In this case, I changed the label for these breaks in scale_y_log10(). You could certainly multiply agg_rel_abund by 100 and leave out the labels option. You could do that in the ggplot() line by doing y = agg_rel_abund * 100. To get the same y-axis breaks you would replace my breaks values with what I had for labels.

Let me know if I’ve got the wrong figure or if you have further questions. Thanks again for giving them a try!

Pat

Thank you so much for your reply, so its fine that my top 6 (my y-axis is also on a log scale) total up to 64.5%? Whenever I see relative abundance graphs they all add up to 100% even when its only the top most abundant microbes so It made me pretty nervous to see this difference. I also noticed that you used the subsampled data (I also did), does subsampled data give us a better idea about the relative abundances because they all have the same number of sequences? I also attached my graph in case you wanted to see the fruits of my labour haha

You can always plot more phyla - but are you sure they only add up to 64%. It’s hard to interpret a log scale, but for the Fall/Winter group the first phyla seems to be around 60%, then 15%, then the next four are around 5%.

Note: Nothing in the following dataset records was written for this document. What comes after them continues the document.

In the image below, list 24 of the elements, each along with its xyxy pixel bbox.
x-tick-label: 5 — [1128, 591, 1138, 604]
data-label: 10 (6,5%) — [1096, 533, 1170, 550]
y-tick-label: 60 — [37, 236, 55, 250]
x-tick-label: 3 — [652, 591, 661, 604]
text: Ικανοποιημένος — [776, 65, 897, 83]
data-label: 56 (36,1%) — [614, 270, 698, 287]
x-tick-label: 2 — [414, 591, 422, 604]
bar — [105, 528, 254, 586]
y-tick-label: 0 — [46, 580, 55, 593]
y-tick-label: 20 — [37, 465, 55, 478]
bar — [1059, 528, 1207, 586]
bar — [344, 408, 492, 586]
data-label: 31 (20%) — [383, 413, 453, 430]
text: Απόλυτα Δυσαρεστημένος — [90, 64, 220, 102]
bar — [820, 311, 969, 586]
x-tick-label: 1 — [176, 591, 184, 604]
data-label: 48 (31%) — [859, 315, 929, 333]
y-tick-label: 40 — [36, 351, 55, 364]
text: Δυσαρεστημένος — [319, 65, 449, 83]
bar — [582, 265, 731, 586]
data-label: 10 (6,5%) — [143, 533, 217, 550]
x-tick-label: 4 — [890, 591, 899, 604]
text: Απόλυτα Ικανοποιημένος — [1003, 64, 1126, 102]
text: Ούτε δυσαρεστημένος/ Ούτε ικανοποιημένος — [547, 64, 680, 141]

Can you post the output of running this?

agg_phylum_data %>%
  group_by(phylum) %>%
  summarize(median=median(agg_rel_abund)) %>%
  arrange((desc(median)))

Pat

Hi! Thank you for your reply, here is my output from that code, the rest of my code is the same as the tutorial :smiling_face_with_tear:

Just doing the math in my head, those get you close to/over 90%. I think that’s pretty good for a sediment ecosystem.

Could you try it with the mean instead of median?

This is what I get when I do mean instead, Im unsure why to use either the mean or median? what story does either tell thats different about my microbes?

I would use the median since your data are not normally distributed.

Pat

This topic was automatically closed 10 days after the last reply. New replies are no longer allowed.